Les retards du contrôle aérien explosent partout en Europe malgré un trafic quasi stable
Les retards du contrôle aérien explosent partout en Europe malgré un trafic quasi stable

Le contrôle du trafic aérien européen traverse une crise structurelle qui pèse de plus en plus lourdement sur les compagnies comme sur les passagers. Selon un rapport récent de l’Association du transport aérien international (IATA), les retards imputables aux services de navigation aérienne ont plus que doublé en moins de dix ans, alors même que le nombre de vols n’a progressé que marginalement sur la période. Une dérive jugée alarmante par l’organisation, qui y voit l’un des principaux freins à la performance du transport aérien en Europe. Entre 2015 et 2024, les retards liés à la gestion du trafic aérien ont augmenté de 114 %, tandis que le nombre total de vols ne progressait que de 6,7 %. L’analyse se concentre exclusivement sur les délais dus aux capacités et à l’organisation du contrôle aérien, sans prendre en compte les aléas météorologiques ni les perturbations liées aux mouvements sociaux. En volume, les minutes de retard imputables aux services de navigation aérienne ont atteint 30,4 millions en 2024, contre 14,2 millions neuf ans plus tôt. Une part importante de ces retards se concentre sur la haute saison, près de 38 % étant enregistrés sur les seuls mois de juillet et août. Sur la période allant de 2015 à octobre 2025, ce sont 7,2 millions de vols qui ont subi un retard lié au contrôle aérien. La majorité de ces délais restent inférieurs à trente minutes, mais environ 700 000 vols ont enregistré des retards plus importants, avec des conséquences directes sur les correspondances, la rotation des avions et l’organisation des équipages.

Des dysfonctionnements concentrés dans quelques pays clés

L’IATA pointe clairement la responsabilité de certains États dans cette dégradation. Les limitations de capacité et les pénuries de personnel dans les services de navigation aérienne sont identifiées comme les causes principales d’un phénomène connu depuis longtemps mais insuffisamment traité. La France et l’Allemagne concentrent à elles seules plus de la moitié des retards enregistrés sur la période étudiée, en raison de systèmes sous tension et de difficultés chroniques de recrutement et de planification. Pour l’IATA, cette situation illustre l’échec persistant des réformes européennes du ciel. L’organisation rappelle que le projet de Ciel unique européen devait permettre de fluidifier les routes aériennes, d’optimiser la gestion du trafic et de réduire à la fois les retards et la consommation de carburant. Or, dans les faits, les compagnies et les voyageurs constatent une aggravation continue des délais, traduisant un décalage croissant entre les objectifs affichés et la réalité opérationnelle. La direction de l’IATA estime que les inefficacités du contrôle aérien européen pèsent désormais sur la compétitivité globale du continent. Les horaires doivent intégrer des marges toujours plus importantes pour absorber les retards structurels, ce qui réduit la flexibilité des réseaux et affaiblit la connectivité, notamment sur les hubs majeurs.

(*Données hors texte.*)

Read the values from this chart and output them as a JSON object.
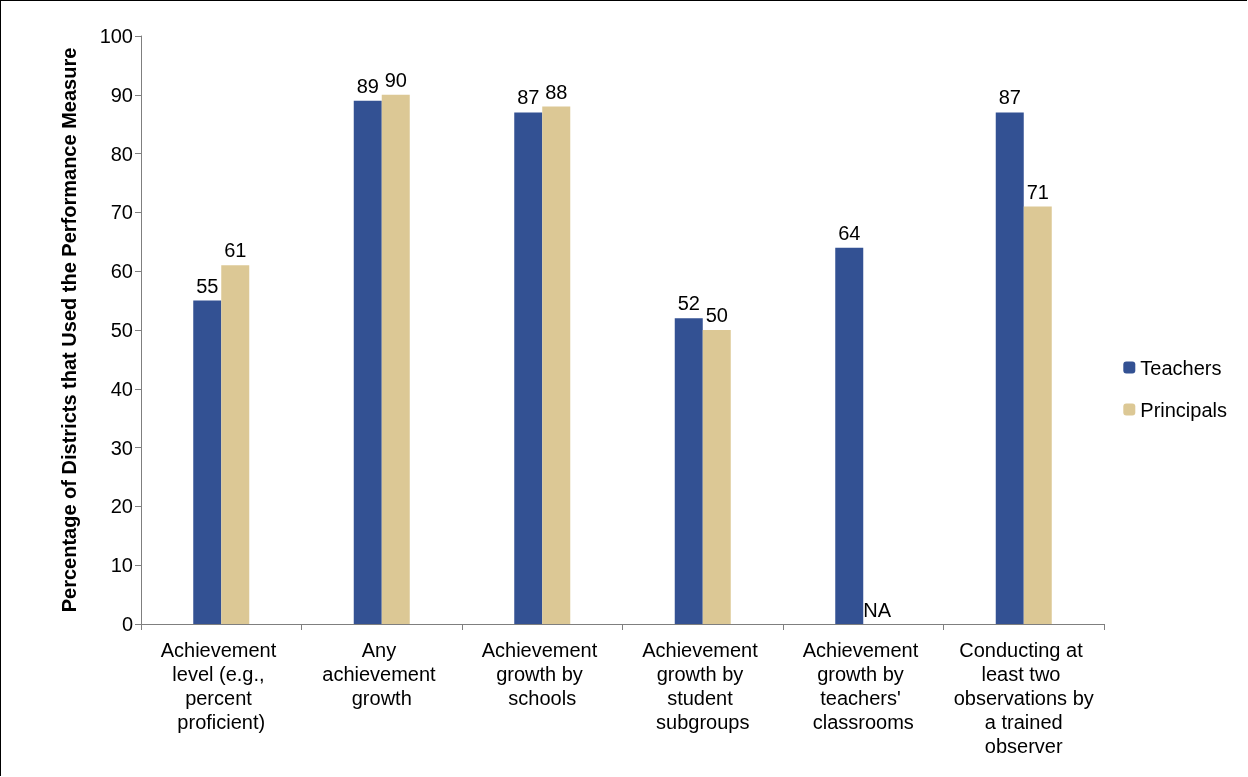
{
  "chart_data": {
    "type": "bar",
    "ylabel": "Percentage of Districts that Used the Performance Measure",
    "categories": [
      "Achievement level (e.g., percent proficient)",
      "Any achievement growth",
      "Achievement growth by schools",
      "Achievement growth by student subgroups",
      "Achievement growth by teachers' classrooms",
      "Conducting at least two observations by a trained observer"
    ],
    "series": [
      {
        "name": "Teachers",
        "color": "#335193",
        "values": [
          55,
          89,
          87,
          52,
          64,
          87
        ],
        "value_labels": [
          "55",
          "89",
          "87",
          "52",
          "64",
          "87"
        ]
      },
      {
        "name": "Principals",
        "color": "#dcc895",
        "values": [
          61,
          90,
          88,
          50,
          null,
          71
        ],
        "value_labels": [
          "61",
          "90",
          "88",
          "50",
          "NA",
          "71"
        ]
      }
    ],
    "ylim": [
      0,
      100
    ],
    "yticks": [
      0,
      10,
      20,
      30,
      40,
      50,
      60,
      70,
      80,
      90,
      100
    ],
    "grid": false,
    "legend": "right"
  }
}
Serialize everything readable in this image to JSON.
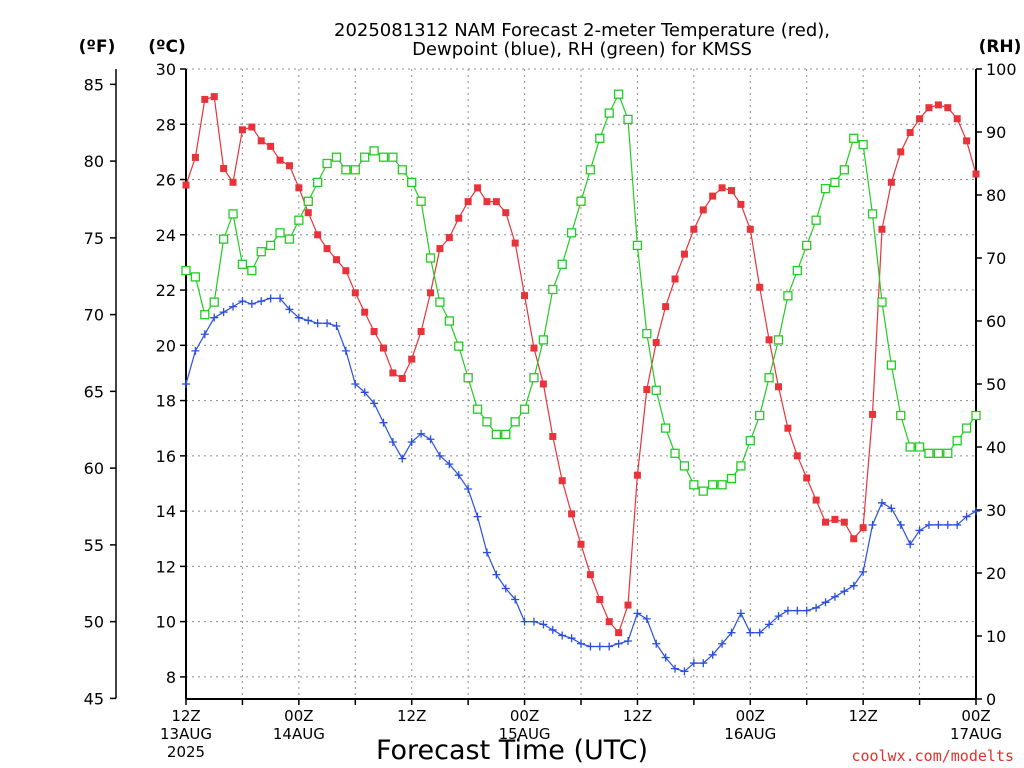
{
  "title": [
    "2025081312 NAM Forecast 2-meter Temperature (red),",
    "Dewpoint (blue), RH (green) for KMSS"
  ],
  "units": {
    "fahrenheit": "(ºF)",
    "celsius": "(ºC)",
    "rh": "(RH)"
  },
  "xlabel": "Forecast Time (UTC)",
  "credit": "coolwx.com/modelts",
  "colors": {
    "temperature": "#e8333a",
    "dewpoint": "#2a4fe0",
    "rh": "#22cc22",
    "axis": "#000000"
  },
  "chart_data": {
    "type": "line",
    "x_unit": "forecast hour from 2025-08-13 12Z",
    "xlim": [
      0,
      84
    ],
    "ylim_celsius": [
      7.2,
      30
    ],
    "ylim_rh": [
      0,
      100
    ],
    "fahrenheit_ticks": [
      45,
      50,
      55,
      60,
      65,
      70,
      75,
      80,
      85
    ],
    "celsius_ticks": [
      8,
      10,
      12,
      14,
      16,
      18,
      20,
      22,
      24,
      26,
      28,
      30
    ],
    "rh_ticks": [
      0,
      10,
      20,
      30,
      40,
      50,
      60,
      70,
      80,
      90,
      100
    ],
    "x_ticks": [
      {
        "hour": 0,
        "label": "12Z",
        "sub": "13AUG",
        "sub2": "2025"
      },
      {
        "hour": 12,
        "label": "00Z",
        "sub": "14AUG",
        "sub2": ""
      },
      {
        "hour": 24,
        "label": "12Z",
        "sub": "",
        "sub2": ""
      },
      {
        "hour": 36,
        "label": "00Z",
        "sub": "15AUG",
        "sub2": ""
      },
      {
        "hour": 48,
        "label": "12Z",
        "sub": "",
        "sub2": ""
      },
      {
        "hour": 60,
        "label": "00Z",
        "sub": "16AUG",
        "sub2": ""
      },
      {
        "hour": 72,
        "label": "12Z",
        "sub": "",
        "sub2": ""
      },
      {
        "hour": 84,
        "label": "00Z",
        "sub": "17AUG",
        "sub2": ""
      }
    ],
    "series": [
      {
        "name": "Temperature",
        "axis": "celsius",
        "x": [
          0,
          1,
          2,
          3,
          4,
          5,
          6,
          7,
          8,
          9,
          10,
          11,
          12,
          13,
          14,
          15,
          16,
          17,
          18,
          19,
          20,
          21,
          22,
          23,
          24,
          25,
          26,
          27,
          28,
          29,
          30,
          31,
          32,
          33,
          34,
          35,
          36,
          37,
          38,
          39,
          40,
          41,
          42,
          43,
          44,
          45,
          46,
          47,
          48,
          49,
          50,
          51,
          52,
          53,
          54,
          55,
          56,
          57,
          58,
          59,
          60,
          61,
          62,
          63,
          64,
          65,
          66,
          67,
          68,
          69,
          70,
          71,
          72,
          73,
          74,
          75,
          76,
          77,
          78,
          79,
          80,
          81,
          82,
          83,
          84
        ],
        "values": [
          25.8,
          26.8,
          28.9,
          29.0,
          26.4,
          25.9,
          27.8,
          27.9,
          27.4,
          27.2,
          26.7,
          26.5,
          25.7,
          24.8,
          24.0,
          23.5,
          23.1,
          22.7,
          21.9,
          21.2,
          20.5,
          19.9,
          19.0,
          18.8,
          19.5,
          20.5,
          21.9,
          23.5,
          23.9,
          24.6,
          25.2,
          25.7,
          25.2,
          25.2,
          24.8,
          23.7,
          21.8,
          19.9,
          18.6,
          16.7,
          15.1,
          13.9,
          12.8,
          11.7,
          10.8,
          10.0,
          9.6,
          10.6,
          15.3,
          18.4,
          20.1,
          21.4,
          22.4,
          23.3,
          24.2,
          24.9,
          25.4,
          25.7,
          25.6,
          25.1,
          24.2,
          22.1,
          20.2,
          18.5,
          17.0,
          16.0,
          15.2,
          14.4,
          13.6,
          13.7,
          13.6,
          13.0,
          13.4,
          17.5,
          24.2,
          25.9,
          27.0,
          27.7,
          28.2,
          28.6,
          28.7,
          28.6,
          28.2,
          27.4,
          26.2
        ]
      },
      {
        "name": "Dewpoint",
        "axis": "celsius",
        "x": [
          0,
          1,
          2,
          3,
          4,
          5,
          6,
          7,
          8,
          9,
          10,
          11,
          12,
          13,
          14,
          15,
          16,
          17,
          18,
          19,
          20,
          21,
          22,
          23,
          24,
          25,
          26,
          27,
          28,
          29,
          30,
          31,
          32,
          33,
          34,
          35,
          36,
          37,
          38,
          39,
          40,
          41,
          42,
          43,
          44,
          45,
          46,
          47,
          48,
          49,
          50,
          51,
          52,
          53,
          54,
          55,
          56,
          57,
          58,
          59,
          60,
          61,
          62,
          63,
          64,
          65,
          66,
          67,
          68,
          69,
          70,
          71,
          72,
          73,
          74,
          75,
          76,
          77,
          78,
          79,
          80,
          81,
          82,
          83,
          84
        ],
        "values": [
          18.6,
          19.8,
          20.4,
          21.0,
          21.2,
          21.4,
          21.6,
          21.5,
          21.6,
          21.7,
          21.7,
          21.3,
          21.0,
          20.9,
          20.8,
          20.8,
          20.7,
          19.8,
          18.6,
          18.3,
          17.9,
          17.2,
          16.5,
          15.9,
          16.5,
          16.8,
          16.6,
          16.0,
          15.7,
          15.3,
          14.8,
          13.8,
          12.5,
          11.7,
          11.2,
          10.8,
          10.0,
          10.0,
          9.9,
          9.7,
          9.5,
          9.4,
          9.2,
          9.1,
          9.1,
          9.1,
          9.2,
          9.3,
          10.3,
          10.1,
          9.2,
          8.7,
          8.3,
          8.2,
          8.5,
          8.5,
          8.8,
          9.2,
          9.6,
          10.3,
          9.6,
          9.6,
          9.9,
          10.2,
          10.4,
          10.4,
          10.4,
          10.5,
          10.7,
          10.9,
          11.1,
          11.3,
          11.8,
          13.5,
          14.3,
          14.1,
          13.5,
          12.8,
          13.3,
          13.5,
          13.5,
          13.5,
          13.5,
          13.8,
          14.0
        ]
      },
      {
        "name": "RH",
        "axis": "rh",
        "x": [
          0,
          1,
          2,
          3,
          4,
          5,
          6,
          7,
          8,
          9,
          10,
          11,
          12,
          13,
          14,
          15,
          16,
          17,
          18,
          19,
          20,
          21,
          22,
          23,
          24,
          25,
          26,
          27,
          28,
          29,
          30,
          31,
          32,
          33,
          34,
          35,
          36,
          37,
          38,
          39,
          40,
          41,
          42,
          43,
          44,
          45,
          46,
          47,
          48,
          49,
          50,
          51,
          52,
          53,
          54,
          55,
          56,
          57,
          58,
          59,
          60,
          61,
          62,
          63,
          64,
          65,
          66,
          67,
          68,
          69,
          70,
          71,
          72,
          73,
          74,
          75,
          76,
          77,
          78,
          79,
          80,
          81,
          82,
          83,
          84
        ],
        "values": [
          68,
          67,
          61,
          63,
          73,
          77,
          69,
          68,
          71,
          72,
          74,
          73,
          76,
          79,
          82,
          85,
          86,
          84,
          84,
          86,
          87,
          86,
          86,
          84,
          82,
          79,
          70,
          63,
          60,
          56,
          51,
          46,
          44,
          42,
          42,
          44,
          46,
          51,
          57,
          65,
          69,
          74,
          79,
          84,
          89,
          93,
          96,
          92,
          72,
          58,
          49,
          43,
          39,
          37,
          34,
          33,
          34,
          34,
          35,
          37,
          41,
          45,
          51,
          57,
          64,
          68,
          72,
          76,
          81,
          82,
          84,
          89,
          88,
          77,
          63,
          53,
          45,
          40,
          40,
          39,
          39,
          39,
          41,
          43,
          45
        ]
      }
    ]
  }
}
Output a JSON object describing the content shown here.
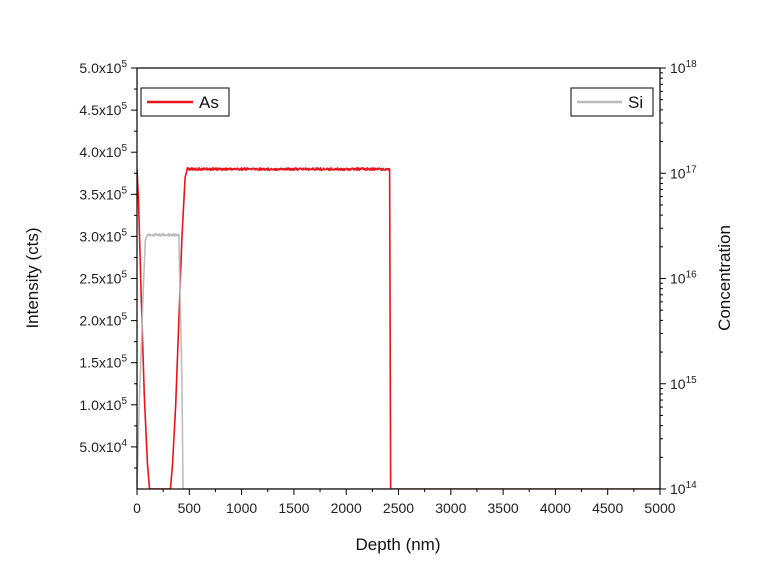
{
  "chart_data": {
    "type": "line",
    "xlabel": "Depth (nm)",
    "ylabel": "Intensity (cts)",
    "y2label": "Concentration",
    "xlim": [
      0,
      5000
    ],
    "ylim": [
      0,
      500000
    ],
    "y2lim": [
      100000000000000.0,
      1e+18
    ],
    "y2scale": "log",
    "grid": false,
    "x_ticks": [
      {
        "value": 0,
        "label": "0"
      },
      {
        "value": 500,
        "label": "500"
      },
      {
        "value": 1000,
        "label": "1000"
      },
      {
        "value": 1500,
        "label": "1500"
      },
      {
        "value": 2000,
        "label": "2000"
      },
      {
        "value": 2500,
        "label": "2500"
      },
      {
        "value": 3000,
        "label": "3000"
      },
      {
        "value": 3500,
        "label": "3500"
      },
      {
        "value": 4000,
        "label": "4000"
      },
      {
        "value": 4500,
        "label": "4500"
      },
      {
        "value": 5000,
        "label": "5000"
      }
    ],
    "y_ticks": [
      {
        "value": 50000,
        "mantissa": "5.0x10",
        "exp": "4"
      },
      {
        "value": 100000,
        "mantissa": "1.0x10",
        "exp": "5"
      },
      {
        "value": 150000,
        "mantissa": "1.5x10",
        "exp": "5"
      },
      {
        "value": 200000,
        "mantissa": "2.0x10",
        "exp": "5"
      },
      {
        "value": 250000,
        "mantissa": "2.5x10",
        "exp": "5"
      },
      {
        "value": 300000,
        "mantissa": "3.0x10",
        "exp": "5"
      },
      {
        "value": 350000,
        "mantissa": "3.5x10",
        "exp": "5"
      },
      {
        "value": 400000,
        "mantissa": "4.0x10",
        "exp": "5"
      },
      {
        "value": 450000,
        "mantissa": "4.5x10",
        "exp": "5"
      },
      {
        "value": 500000,
        "mantissa": "5.0x10",
        "exp": "5"
      }
    ],
    "y2_ticks": [
      {
        "value": 100000000000000.0,
        "base": "10",
        "exp": "14"
      },
      {
        "value": 1000000000000000.0,
        "base": "10",
        "exp": "15"
      },
      {
        "value": 1e+16,
        "base": "10",
        "exp": "16"
      },
      {
        "value": 1e+17,
        "base": "10",
        "exp": "17"
      },
      {
        "value": 1e+18,
        "base": "10",
        "exp": "18"
      }
    ],
    "series": [
      {
        "name": "As",
        "axis": "left",
        "color": "#e8141b",
        "x": [
          0,
          15,
          40,
          70,
          100,
          120,
          320,
          340,
          370,
          400,
          430,
          460,
          480,
          800,
          1200,
          1600,
          2000,
          2400,
          2415,
          2425,
          2440,
          5000
        ],
        "y": [
          380000,
          340000,
          230000,
          110000,
          30000,
          0,
          0,
          30000,
          100000,
          200000,
          300000,
          370000,
          380000,
          380000,
          380000,
          380000,
          380000,
          380000,
          380000,
          0,
          0,
          0
        ]
      },
      {
        "name": "Si",
        "axis": "right",
        "color": "#bdbdbd",
        "x": [
          0,
          20,
          40,
          60,
          80,
          100,
          380,
          400,
          430,
          440,
          5000
        ],
        "y": [
          100000000000000.0,
          600000000000000.0,
          2000000000000000.0,
          8000000000000000.0,
          2.3e+16,
          2.6e+16,
          2.6e+16,
          2.6e+16,
          1000000000000000.0,
          100000000000000.0,
          100000000000000.0
        ]
      }
    ],
    "legend": [
      {
        "name": "As",
        "placement": "top-left"
      },
      {
        "name": "Si",
        "placement": "top-right"
      }
    ]
  }
}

Un cadre réglementaire jugé mal orienté

L’association critique également les priorités réglementaires de l’Union européenne. Alors que le débat se concentre régulièrement sur l’indemnisation des passagers en cas de retard, via le règlement européen EU261, l’IATA considère que la cause profonde d’une large partie des perturbations, à savoir le contrôle du trafic aérien, reste insuffisamment traitée. Cette situation crée, selon elle, un déséquilibre où les compagnies supportent des coûts croissants sans que les dysfonctionnements structurels soient réellement corrigés. Les conséquences économiques sont significatives. Pour les transporteurs, les retards se traduisent par une hausse des coûts de carburant, une utilisation moins efficiente des flottes et des équipages, ainsi qu’une complexification accrue de la planification des vols. Pour les passagers, ils entraînent des temps d’attente prolongés, des correspondances manquées et un effet domino de perturbations, particulièrement marqué durant la haute saison estivale. L’IATA appelle désormais à des réformes de fond. Elle plaide pour un dimensionnement plus réaliste des effectifs, une modernisation accélérée des systèmes de gestion du trafic et une mise en œuvre effective des principes du Ciel unique européen. Si une légère amélioration est envisagée pour 2025 après une année 2024 particulièrement difficile, l’association prévient que cette embellie resterait insuffisante pour inverser la tendance de long terme. En représentant près de 350 compagnies aériennes, soit plus de 80 % du trafic mondial, l’IATA entend maintenir la pression sur les États et les institutions européennes. Pour elle, la performance du contrôle aérien doit devenir une priorité politique majeure, au même titre que la protection des droits des passagers, sous peine de voir les retards s’installer durablement comme une norme du transport aérien européen.